Le hicieron socio, por supuesto; no tenían opción. Y hoy, diez años más tarde, está dirigiendo un despacho más grande y próspero bajo el nuevo nombre de Sigourney, Abbott & Grimes. Sus dos hijos fueron a Andover; uno se graduó en Princeton y el otro está todavía en Brown. Amelia está en el comité directivo del Club de Tenis y Golf y es presidenta del comité local de prevención del cáncer; sonríe a todo el mundo. Y Henry ha publicado un pequeño volumen de monólogos dramáticos en una pequeña pero respetada editorial; recibió una agradable reseña en las «Notas breves» del New York Times Book Review.

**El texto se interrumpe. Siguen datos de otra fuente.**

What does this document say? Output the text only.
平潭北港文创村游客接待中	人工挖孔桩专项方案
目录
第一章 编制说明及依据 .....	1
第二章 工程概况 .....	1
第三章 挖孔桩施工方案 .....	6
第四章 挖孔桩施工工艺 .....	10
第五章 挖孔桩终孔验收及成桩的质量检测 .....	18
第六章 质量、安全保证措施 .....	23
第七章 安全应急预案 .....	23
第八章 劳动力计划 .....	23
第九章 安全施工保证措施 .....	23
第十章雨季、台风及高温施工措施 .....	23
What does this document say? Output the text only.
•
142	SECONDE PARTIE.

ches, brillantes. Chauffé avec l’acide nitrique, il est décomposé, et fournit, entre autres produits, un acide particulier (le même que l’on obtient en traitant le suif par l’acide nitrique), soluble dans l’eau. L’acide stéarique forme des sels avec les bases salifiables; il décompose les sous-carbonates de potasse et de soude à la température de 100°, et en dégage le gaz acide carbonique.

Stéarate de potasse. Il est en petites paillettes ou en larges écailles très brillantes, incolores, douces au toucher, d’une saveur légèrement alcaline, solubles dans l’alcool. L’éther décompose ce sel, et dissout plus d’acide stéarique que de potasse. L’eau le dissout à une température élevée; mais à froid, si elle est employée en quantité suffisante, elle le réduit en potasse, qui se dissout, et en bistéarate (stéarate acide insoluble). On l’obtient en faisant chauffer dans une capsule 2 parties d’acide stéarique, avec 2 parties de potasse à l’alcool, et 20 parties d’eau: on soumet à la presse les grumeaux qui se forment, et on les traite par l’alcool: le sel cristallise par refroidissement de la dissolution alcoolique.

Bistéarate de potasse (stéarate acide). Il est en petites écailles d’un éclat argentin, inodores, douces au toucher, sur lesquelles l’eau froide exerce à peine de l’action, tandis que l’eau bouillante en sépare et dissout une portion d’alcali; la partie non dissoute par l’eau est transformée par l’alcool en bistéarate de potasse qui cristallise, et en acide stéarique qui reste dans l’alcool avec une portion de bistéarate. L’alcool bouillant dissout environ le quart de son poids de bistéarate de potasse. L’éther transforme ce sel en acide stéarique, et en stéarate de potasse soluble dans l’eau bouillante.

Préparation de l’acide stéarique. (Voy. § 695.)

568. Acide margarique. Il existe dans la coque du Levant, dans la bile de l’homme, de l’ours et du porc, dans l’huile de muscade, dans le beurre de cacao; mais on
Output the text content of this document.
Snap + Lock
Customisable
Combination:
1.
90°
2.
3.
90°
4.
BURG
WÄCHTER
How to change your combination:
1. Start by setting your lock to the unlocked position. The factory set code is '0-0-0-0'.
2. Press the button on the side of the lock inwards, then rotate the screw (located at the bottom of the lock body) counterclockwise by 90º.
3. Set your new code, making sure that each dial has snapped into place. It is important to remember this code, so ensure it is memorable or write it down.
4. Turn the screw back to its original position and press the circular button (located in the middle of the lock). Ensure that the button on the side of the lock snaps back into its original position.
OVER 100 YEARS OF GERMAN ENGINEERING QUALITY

Gordon dice que he encontrado por fin mi lugar, que estaba escrito que, tarde o temprano, me convertiría en «investigador privado»; me compara, riéndose, con el psiquiatra de El cóctel de T. S. Elliot. Y es verdad que en los últimos años, manteniendo los ojos bien abiertos, he descubierto casos en los que un pequeño trabajo subterráneo puede cambiar una vida de servidumbre por otra mejor. Henry Sigourney, sin embargo, sigue siendo mi éxito más significativo.
¿Me halago al pensar que, al menos, soy un hombre bueno? El Becket de Asesinato en la catedral del mismo Eliot encuentra que el ego siempre se esconde, tanto manifiesta como sutilmente, tras cada aparente acto de caridad, y cree que no podrá ser virtuoso hasta que sea capaz de fundir su identidad con la de Dios. Pero hay demasiado de mi mitrado abuelo en mí para encontrar tanta satisfacción en algo tan espectral como eso. El obispo tenía en muy poco un más allá que no alojase un facsímil razonable del recto reverendo Oscar Fish. Por eso me agarro a mi ego y simplemente espero que, mientras hagamos una buena obra, podamos pasar por alto nuestros motivos. Ésta es mi biblia o, al menos, mi nuevo testamento y a la larga, quizá sea esto lo único que me ha reportado mi educación. Henry Adams no llegó a admitirlo, pero es que era un poco presumido. No tenía a una Constance para vapulearle.